Eine katholisch-jüdische Ehe in Hechingen
im 16. Jahrhundert

Vermögensauseinandersetzungen zwischen Karle Schweickhart von Hechingen
und der Jüdin Henlin 1566

Wenn ein Christ in der Mitte des 16. Jahrhunderts eine Jüdin nach jüdischem Recht zu seiner
Frau nahm, so war das sicher ein ungewöhnlicher Vorgang. Dies aber geschah in Hechingen.
Von einer solchen Verbindung erfahren wir aus einem Vertragsbrief zwischen dem Hechinger
Bürger Karle Schweickhart und der Jüdin Henlin aus dem Jahr 15661.

Es mag die große Liebe gewesen sein, die ihn zu einem solchen Schritt bewog, vielleicht aber
spielte die nicht geringe Mitgift auch eine gewisse Rolle, die den Witwer veranlaßte, das
unbescholtene jüdische Mädchen Henlin zu heiraten. Fünfhundert Gulden Heiratsgut brachte
sie mit in die Ehe.
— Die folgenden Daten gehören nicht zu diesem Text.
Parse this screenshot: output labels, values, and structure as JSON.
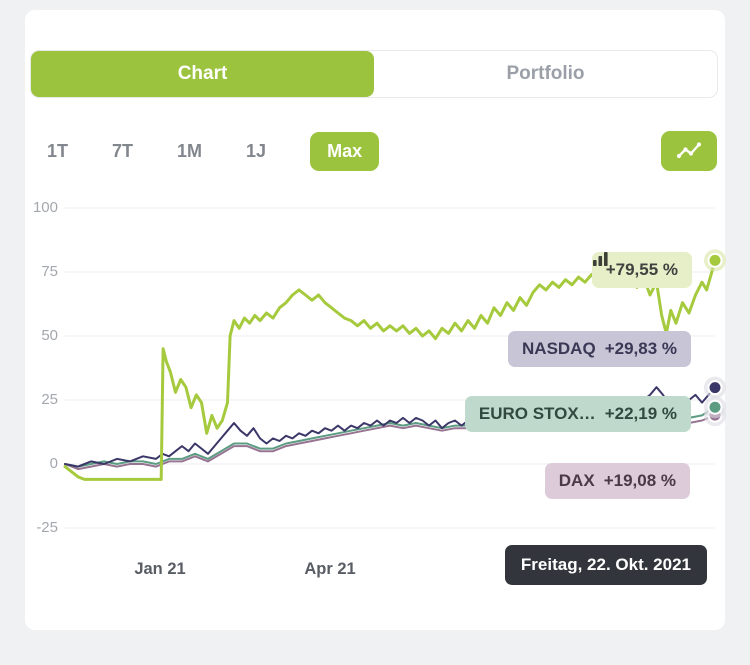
{
  "tabs": {
    "chart": "Chart",
    "portfolio": "Portfolio"
  },
  "ranges": {
    "items": [
      "1T",
      "7T",
      "1M",
      "1J",
      "Max"
    ],
    "active": "Max"
  },
  "toolbar": {
    "chart_type_icon": "line-chart-icon"
  },
  "colors": {
    "accent_green": "#9bc33d",
    "line_portfolio": "#a6ca3d",
    "line_nasdaq": "#3b3768",
    "line_eurostoxx": "#5b9c82",
    "line_dax": "#977492",
    "tooltip_bg": "#32353b"
  },
  "chart_data": {
    "type": "line",
    "title": "",
    "xlabel": "",
    "ylabel": "",
    "ylim": [
      -25,
      100
    ],
    "grid": true,
    "y_ticks": [
      100,
      75,
      50,
      25,
      0,
      -25
    ],
    "x_ticks": [
      "Jan 21",
      "Apr 21"
    ],
    "tooltip": "Freitag, 22. Okt. 2021",
    "series": [
      {
        "name": "Portfolio",
        "badge": "+79,55 %",
        "final_value": 79.55,
        "color": "#a6ca3d",
        "halo": "#d9e6a6",
        "width": 3,
        "points": [
          [
            0,
            -1
          ],
          [
            1,
            -3
          ],
          [
            2,
            -5
          ],
          [
            3,
            -6
          ],
          [
            5,
            -6
          ],
          [
            7,
            -6
          ],
          [
            9,
            -6
          ],
          [
            11,
            -6
          ],
          [
            13,
            -6
          ],
          [
            14.8,
            -6
          ],
          [
            15.1,
            45
          ],
          [
            15.6,
            40
          ],
          [
            16.2,
            36
          ],
          [
            17,
            28
          ],
          [
            17.8,
            33
          ],
          [
            18.6,
            30
          ],
          [
            19.4,
            22
          ],
          [
            20.2,
            27
          ],
          [
            21,
            24
          ],
          [
            21.8,
            12
          ],
          [
            22.6,
            19
          ],
          [
            23.4,
            14
          ],
          [
            24.2,
            17
          ],
          [
            25,
            24
          ],
          [
            25.4,
            50
          ],
          [
            26,
            56
          ],
          [
            26.8,
            53
          ],
          [
            27.6,
            57
          ],
          [
            28.4,
            55
          ],
          [
            29.2,
            58
          ],
          [
            30,
            56
          ],
          [
            31,
            59
          ],
          [
            32,
            57
          ],
          [
            33,
            61
          ],
          [
            34,
            63
          ],
          [
            35,
            66
          ],
          [
            36,
            68
          ],
          [
            37,
            66
          ],
          [
            38,
            64
          ],
          [
            39,
            66
          ],
          [
            40,
            63
          ],
          [
            41,
            61
          ],
          [
            42,
            59
          ],
          [
            43,
            57
          ],
          [
            44,
            56
          ],
          [
            45,
            54
          ],
          [
            46,
            56
          ],
          [
            47,
            53
          ],
          [
            48,
            55
          ],
          [
            49,
            52
          ],
          [
            50,
            54
          ],
          [
            51,
            52
          ],
          [
            52,
            54
          ],
          [
            53,
            51
          ],
          [
            54,
            53
          ],
          [
            55,
            50
          ],
          [
            56,
            52
          ],
          [
            57,
            49
          ],
          [
            58,
            53
          ],
          [
            59,
            51
          ],
          [
            60,
            55
          ],
          [
            61,
            52
          ],
          [
            62,
            56
          ],
          [
            63,
            53
          ],
          [
            64,
            58
          ],
          [
            65,
            55
          ],
          [
            66,
            61
          ],
          [
            67,
            58
          ],
          [
            68,
            63
          ],
          [
            69,
            60
          ],
          [
            70,
            65
          ],
          [
            71,
            62
          ],
          [
            72,
            67
          ],
          [
            73,
            70
          ],
          [
            74,
            68
          ],
          [
            75,
            71
          ],
          [
            76,
            69
          ],
          [
            77,
            72
          ],
          [
            78,
            70
          ],
          [
            79,
            73
          ],
          [
            80,
            71
          ],
          [
            81,
            74
          ],
          [
            82,
            71
          ],
          [
            83,
            75
          ],
          [
            84,
            72
          ],
          [
            85,
            76
          ],
          [
            86,
            72
          ],
          [
            87,
            75
          ],
          [
            88,
            69
          ],
          [
            89,
            73
          ],
          [
            90,
            66
          ],
          [
            91,
            71
          ],
          [
            91.8,
            58
          ],
          [
            92.5,
            51
          ],
          [
            93.2,
            60
          ],
          [
            94,
            55
          ],
          [
            95,
            63
          ],
          [
            96,
            59
          ],
          [
            97,
            66
          ],
          [
            98,
            71
          ],
          [
            98.7,
            68
          ],
          [
            99.4,
            74
          ],
          [
            100,
            79.55
          ]
        ]
      },
      {
        "name": "NASDAQ",
        "badge": "+29,83 %",
        "final_value": 29.83,
        "color": "#3b3768",
        "halo": "#dcdce2",
        "width": 2,
        "points": [
          [
            0,
            0
          ],
          [
            2,
            -1
          ],
          [
            4,
            1
          ],
          [
            6,
            0
          ],
          [
            8,
            2
          ],
          [
            10,
            1
          ],
          [
            12,
            3
          ],
          [
            14,
            2
          ],
          [
            15,
            4
          ],
          [
            16,
            3
          ],
          [
            17,
            5
          ],
          [
            18,
            7
          ],
          [
            19,
            5
          ],
          [
            20,
            8
          ],
          [
            21,
            6
          ],
          [
            22,
            4
          ],
          [
            23,
            7
          ],
          [
            24,
            10
          ],
          [
            25,
            13
          ],
          [
            26,
            16
          ],
          [
            27,
            13
          ],
          [
            28,
            11
          ],
          [
            29,
            14
          ],
          [
            30,
            10
          ],
          [
            31,
            8
          ],
          [
            32,
            10
          ],
          [
            33,
            9
          ],
          [
            34,
            11
          ],
          [
            35,
            10
          ],
          [
            36,
            12
          ],
          [
            37,
            11
          ],
          [
            38,
            13
          ],
          [
            39,
            12
          ],
          [
            40,
            14
          ],
          [
            41,
            13
          ],
          [
            42,
            15
          ],
          [
            43,
            13
          ],
          [
            44,
            15
          ],
          [
            45,
            14
          ],
          [
            46,
            16
          ],
          [
            47,
            15
          ],
          [
            48,
            17
          ],
          [
            49,
            15
          ],
          [
            50,
            17
          ],
          [
            51,
            16
          ],
          [
            52,
            18
          ],
          [
            53,
            16
          ],
          [
            54,
            18
          ],
          [
            55,
            17
          ],
          [
            56,
            15
          ],
          [
            57,
            17
          ],
          [
            58,
            14
          ],
          [
            59,
            16
          ],
          [
            60,
            17
          ],
          [
            61,
            15
          ],
          [
            62,
            17
          ],
          [
            63,
            18
          ],
          [
            64,
            19
          ],
          [
            65,
            17
          ],
          [
            66,
            19
          ],
          [
            67,
            18
          ],
          [
            68,
            20
          ],
          [
            69,
            19
          ],
          [
            70,
            21
          ],
          [
            71,
            19
          ],
          [
            72,
            21
          ],
          [
            73,
            20
          ],
          [
            74,
            22
          ],
          [
            75,
            21
          ],
          [
            76,
            22
          ],
          [
            77,
            21
          ],
          [
            78,
            23
          ],
          [
            79,
            21
          ],
          [
            80,
            20
          ],
          [
            81,
            22
          ],
          [
            82,
            23
          ],
          [
            83,
            21
          ],
          [
            84,
            20
          ],
          [
            85,
            19
          ],
          [
            86,
            21
          ],
          [
            87,
            22
          ],
          [
            88,
            23
          ],
          [
            89,
            25
          ],
          [
            90,
            27
          ],
          [
            91,
            30
          ],
          [
            92,
            27
          ],
          [
            93,
            23
          ],
          [
            94,
            20
          ],
          [
            95,
            22
          ],
          [
            96,
            25
          ],
          [
            97,
            27
          ],
          [
            98,
            24
          ],
          [
            99,
            27
          ],
          [
            100,
            29.83
          ]
        ]
      },
      {
        "name": "EURO STOX…",
        "badge": "+22,19 %",
        "final_value": 22.19,
        "color": "#5b9c82",
        "halo": "#dcdce2",
        "width": 2,
        "points": [
          [
            0,
            0
          ],
          [
            2,
            -1
          ],
          [
            4,
            0
          ],
          [
            6,
            1
          ],
          [
            8,
            0
          ],
          [
            10,
            1
          ],
          [
            12,
            1
          ],
          [
            14,
            0
          ],
          [
            16,
            2
          ],
          [
            18,
            2
          ],
          [
            20,
            4
          ],
          [
            22,
            2
          ],
          [
            24,
            5
          ],
          [
            26,
            8
          ],
          [
            28,
            8
          ],
          [
            30,
            6
          ],
          [
            32,
            6
          ],
          [
            34,
            8
          ],
          [
            36,
            9
          ],
          [
            38,
            10
          ],
          [
            40,
            11
          ],
          [
            42,
            12
          ],
          [
            44,
            13
          ],
          [
            46,
            14
          ],
          [
            48,
            15
          ],
          [
            50,
            16
          ],
          [
            52,
            15
          ],
          [
            54,
            16
          ],
          [
            56,
            15
          ],
          [
            58,
            14
          ],
          [
            60,
            15
          ],
          [
            62,
            15
          ],
          [
            64,
            16
          ],
          [
            66,
            17
          ],
          [
            68,
            17
          ],
          [
            70,
            18
          ],
          [
            72,
            18
          ],
          [
            74,
            17
          ],
          [
            76,
            18
          ],
          [
            78,
            19
          ],
          [
            80,
            17
          ],
          [
            82,
            18
          ],
          [
            84,
            17
          ],
          [
            86,
            16
          ],
          [
            88,
            18
          ],
          [
            90,
            17
          ],
          [
            92,
            19
          ],
          [
            94,
            17
          ],
          [
            96,
            18
          ],
          [
            98,
            19
          ],
          [
            100,
            22.19
          ]
        ]
      },
      {
        "name": "DAX",
        "badge": "+19,08 %",
        "final_value": 19.08,
        "color": "#977492",
        "halo": "#dcdce2",
        "width": 2,
        "points": [
          [
            0,
            0
          ],
          [
            2,
            -2
          ],
          [
            4,
            -1
          ],
          [
            6,
            0
          ],
          [
            8,
            -1
          ],
          [
            10,
            0
          ],
          [
            12,
            0
          ],
          [
            14,
            -1
          ],
          [
            16,
            1
          ],
          [
            18,
            1
          ],
          [
            20,
            3
          ],
          [
            22,
            1
          ],
          [
            24,
            4
          ],
          [
            26,
            7
          ],
          [
            28,
            7
          ],
          [
            30,
            5
          ],
          [
            32,
            5
          ],
          [
            34,
            7
          ],
          [
            36,
            8
          ],
          [
            38,
            9
          ],
          [
            40,
            10
          ],
          [
            42,
            11
          ],
          [
            44,
            12
          ],
          [
            46,
            13
          ],
          [
            48,
            14
          ],
          [
            50,
            15
          ],
          [
            52,
            14
          ],
          [
            54,
            15
          ],
          [
            56,
            14
          ],
          [
            58,
            13
          ],
          [
            60,
            14
          ],
          [
            62,
            14
          ],
          [
            64,
            15
          ],
          [
            66,
            16
          ],
          [
            68,
            16
          ],
          [
            70,
            17
          ],
          [
            72,
            17
          ],
          [
            74,
            16
          ],
          [
            76,
            17
          ],
          [
            78,
            18
          ],
          [
            80,
            16
          ],
          [
            82,
            17
          ],
          [
            84,
            16
          ],
          [
            86,
            15
          ],
          [
            88,
            17
          ],
          [
            90,
            16
          ],
          [
            92,
            18
          ],
          [
            94,
            15
          ],
          [
            96,
            16
          ],
          [
            98,
            17
          ],
          [
            100,
            19.08
          ]
        ]
      }
    ]
  }
}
Aber auch der Simeringer2 von Hechingen muß vermögend gewesen sein,
denn nach jüdischem Brauch hatte er ihr 425 Gulden als Morgengabe verobligiert.

In der Ketubba, dem Ehevertrag, der bei jeder jüdischen Eheschließung aufgesetzt wird,
waren neben den Namen, dem Datum u. a. auch die allgemeinen und besonderen Verpflichtungen
des Ehemanns gegenüber seiner zukünftigen Frau angeführt. Die Ketubba enthielt
Bestimmungen über die Leistungen, die der Frau im Fall der Scheidung oder Verwitwung
zustanden. Auch die Mitgift war darin fixiert.
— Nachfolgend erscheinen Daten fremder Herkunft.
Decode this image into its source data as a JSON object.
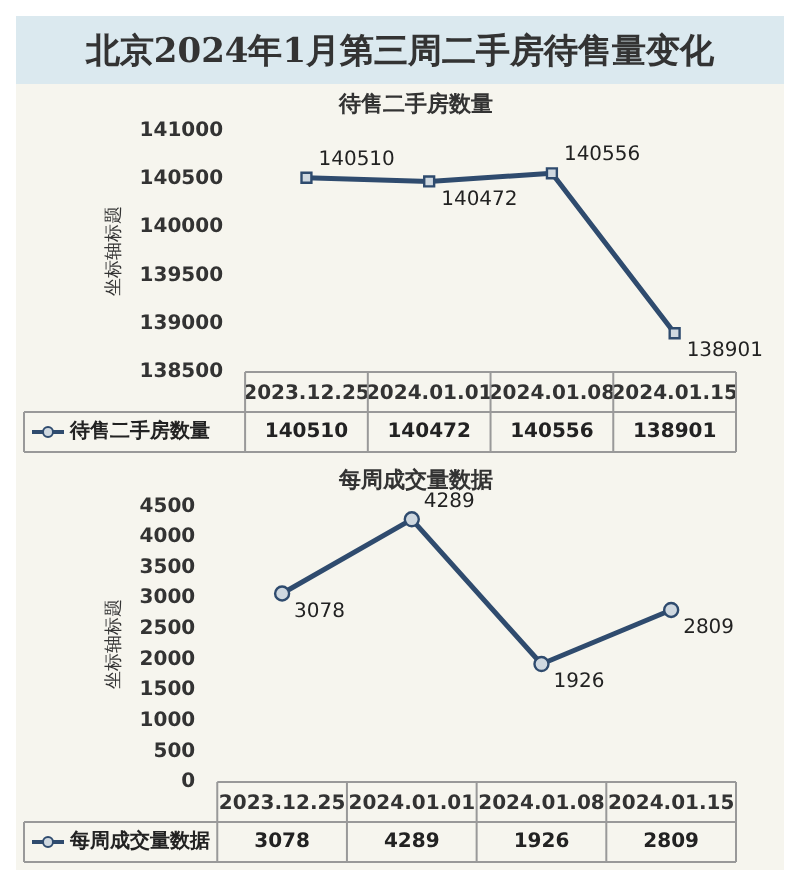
{
  "chart_data": [
    {
      "type": "line",
      "title": "北京2024年1月第三周二手房待售量变化",
      "subtitle": "待售二手房数量",
      "ylabel": "坐标轴标题",
      "categories": [
        "2023.12.25",
        "2024.01.01",
        "2024.01.08",
        "2024.01.15"
      ],
      "series": [
        {
          "name": "待售二手房数量",
          "color": "#2f4b6e",
          "values": [
            140510,
            140472,
            140556,
            138901
          ]
        }
      ],
      "annotations": [
        {
          "text": "140510",
          "x": "2023.12.25",
          "y": 140510
        },
        {
          "text": "140472",
          "x": "2024.01.01",
          "y": 140472
        },
        {
          "text": "140556",
          "x": "2024.01.08",
          "y": 140556
        },
        {
          "text": "138901",
          "x": "2024.01.15",
          "y": 138901
        }
      ],
      "ylim": [
        138500,
        141000
      ],
      "yticks": [
        138500,
        139000,
        139500,
        140000,
        140500,
        141000
      ],
      "data_labels": true,
      "legend": "bottom",
      "marker": "square"
    },
    {
      "type": "line",
      "title": "每周成交量数据",
      "ylabel": "坐标轴标题",
      "categories": [
        "2023.12.25",
        "2024.01.01",
        "2024.01.08",
        "2024.01.15"
      ],
      "series": [
        {
          "name": "每周成交量数据",
          "color": "#2f4b6e",
          "values": [
            3078,
            4289,
            1926,
            2809
          ]
        }
      ],
      "annotations": [
        {
          "text": "3078",
          "x": "2023.12.25",
          "y": 3078
        },
        {
          "text": "4289",
          "x": "2024.01.01",
          "y": 4289
        },
        {
          "text": "1926",
          "x": "2024.01.08",
          "y": 1926
        },
        {
          "text": "2809",
          "x": "2024.01.15",
          "y": 2809
        }
      ],
      "ylim": [
        0,
        4500
      ],
      "yticks": [
        0,
        500,
        1000,
        1500,
        2000,
        2500,
        3000,
        3500,
        4000,
        4500
      ],
      "data_labels": true,
      "legend": "bottom",
      "marker": "circle"
    }
  ]
}
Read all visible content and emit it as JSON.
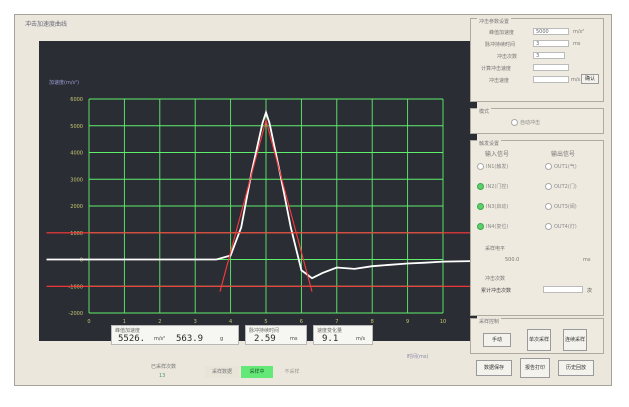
{
  "window": {
    "title": "冲击加速度曲线"
  },
  "plot": {
    "ylabel": "加速度(m/s²)",
    "y_ticks": [
      "6000",
      "5000",
      "4000",
      "3000",
      "2000",
      "1000",
      "0",
      "-1000",
      "-2000"
    ],
    "x_ticks": [
      "0",
      "1",
      "2",
      "3",
      "4",
      "5",
      "6",
      "7",
      "8",
      "9",
      "10"
    ],
    "x_unit": "时间(ms)"
  },
  "chart_data": {
    "type": "line",
    "xlabel": "时间(ms)",
    "ylabel": "加速度(m/s²)",
    "xlim": [
      0,
      10
    ],
    "ylim": [
      -2000,
      6000
    ],
    "grid": true,
    "series": [
      {
        "color": "#ffffff",
        "x": [
          -1.2,
          3.6,
          4.0,
          4.3,
          4.6,
          4.9,
          5.0,
          5.1,
          5.4,
          5.7,
          6.0,
          6.3,
          6.6,
          7.0,
          7.5,
          8.0,
          8.5,
          9.0,
          9.5,
          10.0,
          10.8
        ],
        "y": [
          0,
          0,
          150,
          1200,
          3300,
          5100,
          5500,
          5100,
          3200,
          1200,
          -400,
          -700,
          -500,
          -300,
          -350,
          -250,
          -200,
          -150,
          -120,
          -80,
          -60
        ]
      },
      {
        "color": "#ff3a3a",
        "x": [
          3.7,
          5.0,
          6.3
        ],
        "y": [
          -1200,
          5200,
          -1200
        ]
      },
      {
        "color": "#ff3a3a",
        "x": [
          -1.2,
          10.8
        ],
        "y": [
          1000,
          1000
        ]
      },
      {
        "color": "#ff3a3a",
        "x": [
          -1.2,
          10.8
        ],
        "y": [
          -1000,
          -1000
        ]
      }
    ]
  },
  "readouts": {
    "peak": {
      "label": "峰值加速度",
      "value": "5526.",
      "unit": "m/s²",
      "value2": "563.9",
      "unit2": "g"
    },
    "duration": {
      "label": "脉冲持续时间",
      "value": "2.59",
      "unit": "ms"
    },
    "velocity": {
      "label": "速度变化量",
      "value": "9.1",
      "unit": "m/s"
    }
  },
  "bottom": {
    "label": "已采样次数",
    "count": "13",
    "b1": "采样数据",
    "b2": "采样中",
    "b3": "不采样"
  },
  "panel": {
    "settings": {
      "title": "冲击参数设置",
      "rows": [
        {
          "label": "峰值加速度",
          "value": "5000",
          "unit": "m/s²"
        },
        {
          "label": "脉冲持续时间",
          "value": "3",
          "unit": "ms"
        },
        {
          "label": "冲击次数",
          "value": "3",
          "unit": ""
        },
        {
          "label": "计算冲击速度",
          "value": "",
          "unit": ""
        },
        {
          "label": "冲击速度",
          "value": "",
          "unit": "m/s"
        }
      ],
      "apply": "确认"
    },
    "mode": {
      "title": "模式",
      "option": "自动冲击"
    },
    "io": {
      "title": "触发设置",
      "in_title": "输入信号",
      "out_title": "输出信号",
      "inputs": [
        "IN1(触发)",
        "IN2(门控)",
        "IN3(启动)",
        "IN4(复位)"
      ],
      "outputs": [
        "OUT1(气)",
        "OUT2(门)",
        "OUT3(阀)",
        "OUT4(灯)"
      ],
      "trigger_label": "采样电平",
      "trigger_value": "500.0",
      "trigger_unit": "ms",
      "count_title": "冲击次数",
      "count_label": "累计冲击次数",
      "count_unit": "次"
    },
    "sample": {
      "title": "采样控制",
      "buttons": [
        "手动",
        "单次采样",
        "连续采样"
      ],
      "bottom_buttons": [
        "数据保存",
        "报告打印",
        "历史回放"
      ]
    }
  }
}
Für die Eheschließung der Henlin mit Karle Schweickhart ist die Ketubba nicht erhalten.
Inhalt und Form einer Ketubba möge deshalb folgendes, im Jüdischen Lexikon3 wiedergegebenes
Beispiel veranschaulichen:

»>Am ... Tage der Woche, am ... Tage des Monats ... des Jahres... nach Erschaffung der
Welt, nach der Zeitrechnung, die wir hier in der Stadt X zählen. Es hat N, Sohn des M. zu der
Jungfrau A., Tochter des B. gesagt: >sei mir zur Frau nach dem Gesetze Moses und Israels, und
ich will für dich arbeiten, dich in Ehren halten, dich ernähren und versorgen, nach der Sitte der
jüdischen Männer, die in Redlichkeit für ihre Frauen arbeiten, sie ehren, ernähren und
versorgen. Auch will ich dir die Morgengabe deiner Jungfräulichkeit geben, 200 Sus (Denare) in
Silbermünzen, die dir gemäß der Tora gebühren, wie auch deine Speise, deine Kleidung und all
deinen Bedarf, und ich komme zu dir nach der Weise der ganzen Welt.< Und sie, die Jungfrau hat
eingewilligt, ihm zur Frau zu werden.

Und die Mitgift, die sie vom Hause ihres Vaters mitbekommt, sei es in Silber, Gold,
Schmucksachen, Kleidungsstücken, Hausgeräten oder Bettzeug, beträgt 100 Silbermünzen,
und N. der Bräutigam hat eingewilligt, ihr noch 100 Sus Silbermünzen zuzufügen, sodaß die
ganze Summe 200 Silbermünzen beträgt.

Und N. der Bräutigam sprach also: >Ich übernehme die Gewährleistung für diese Kfetubba],
Mitgift und Zugabe sowohl für mich als auch für meine Erben nach mir, sodaß sie ausbezahlt
werden soll mit dem Besten und Vorzüglichsten meines Vermögens, das ich auf Erde besitze,

1 Vertragsbrief. Lagerort: Staatsarchiv Sigmaringen (zitiert: StAS), Hol CII 7b Nr.6.

2 Simere, Simri = zylindrisches Gefäß. - Vermutlich war Karle Schweickhart ein Korbmacher.

3 Jüdisches Lexikon. Ein enzyklopädisches Handbuch des jüdischen Wissens. Begründet von Georg
Herlitz und Bruno Kirschner. 1927, Nachdruck 1982. Bd. 3, S.672ff.